Sunday, January 20, 2008

Earth

18/1/2008

I had never really understood, back in med school, why so much time was spent learning about 'soil micro-organisms'. I think I do, now.
Earth, like air, is an ubiquitous part of life here in rural Timor. Most are born on the bare earth, spend their early years playing in it, expend the major part of their life working it... and finally laid to rest in it.

Not surprisingly, a significant proportion of the sicknesses we treat in our clinic are soil-transmitted.
Every other kid has a belly full of worms. The symptoms aren't too impressive: intermittent stomach pain, constant tiredness, the occasional disturbingly mobile bowel movement. The greater, more permanent damage lies in the stunted growth. The worms compete with the already malnourished kids for their limited food.
I dish out albendazole like candy. But the deworming meds don't stop the kids from running around barefoot and picking the worms right back up, the very next day.

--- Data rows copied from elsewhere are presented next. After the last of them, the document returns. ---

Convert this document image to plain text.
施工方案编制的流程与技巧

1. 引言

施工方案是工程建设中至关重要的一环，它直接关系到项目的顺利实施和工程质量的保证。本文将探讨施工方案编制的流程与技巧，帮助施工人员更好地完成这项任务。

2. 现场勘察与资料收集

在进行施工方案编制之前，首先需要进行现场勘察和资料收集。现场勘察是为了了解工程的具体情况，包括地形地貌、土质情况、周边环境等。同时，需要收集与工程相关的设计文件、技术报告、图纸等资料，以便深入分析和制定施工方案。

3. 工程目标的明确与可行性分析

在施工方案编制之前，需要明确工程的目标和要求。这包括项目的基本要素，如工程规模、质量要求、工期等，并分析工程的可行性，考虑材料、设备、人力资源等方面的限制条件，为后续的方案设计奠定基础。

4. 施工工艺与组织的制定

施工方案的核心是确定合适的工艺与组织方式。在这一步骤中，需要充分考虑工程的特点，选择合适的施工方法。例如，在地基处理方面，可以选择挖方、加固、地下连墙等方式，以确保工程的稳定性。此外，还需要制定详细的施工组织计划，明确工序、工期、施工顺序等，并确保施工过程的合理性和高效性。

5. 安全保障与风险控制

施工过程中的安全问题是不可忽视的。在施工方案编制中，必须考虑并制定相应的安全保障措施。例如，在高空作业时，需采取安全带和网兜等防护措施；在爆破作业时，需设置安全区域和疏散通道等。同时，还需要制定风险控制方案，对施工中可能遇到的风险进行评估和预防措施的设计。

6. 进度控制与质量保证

Earth also features prominently - and frustratingly - in many traditional remedies.
I spent an excruciating hour last Saturday cleaning out the left ear of a resolutely noncooperative two-year-old. Her mum had packed it to the brim with soil and leaves, to treat a budding ear infection the week before. By clinic day, of course, the infection was positively fruiting. An unappetizing experience for all involved.
Traditional Timorese first aid for cuts while farming: handful of soil, dry leaves, hearty mouthful of spit. Mixed evenly, then slapped onto the bleeding wound before proudly presenting it to the doctor. Bad-tempered doctor then painstakingly cleans away the muck while delivering a long and animated dissertation on 'germs'. When the bleeding is controlled, I just dress the wounds - any attempt to stitch the skin after such overwhelming contamination would only worsen the infection.

Convincing a community that invisible germs exist, that earth is best left on the ground and not on or in their kids, is not an easy task. We teach, we teach, we teach. But until those ideas take root, someone'll have to continue cleaning the ears and the wounds, and dispensing the albendazole and antibiotics.

-raj

1 comment:

Tea-puller said...

Have you ever read Terry Pratchett's Tiffany Aching books? Instead of trying to convince people that invisible harmful beings exist, the witch/village doctor/caretaker tells them that monsters like to stay in dirty water and unclean kitchens. And since that makes perfect sense to them, they obey her. But well. That's not very Christian. Forget I suggested it.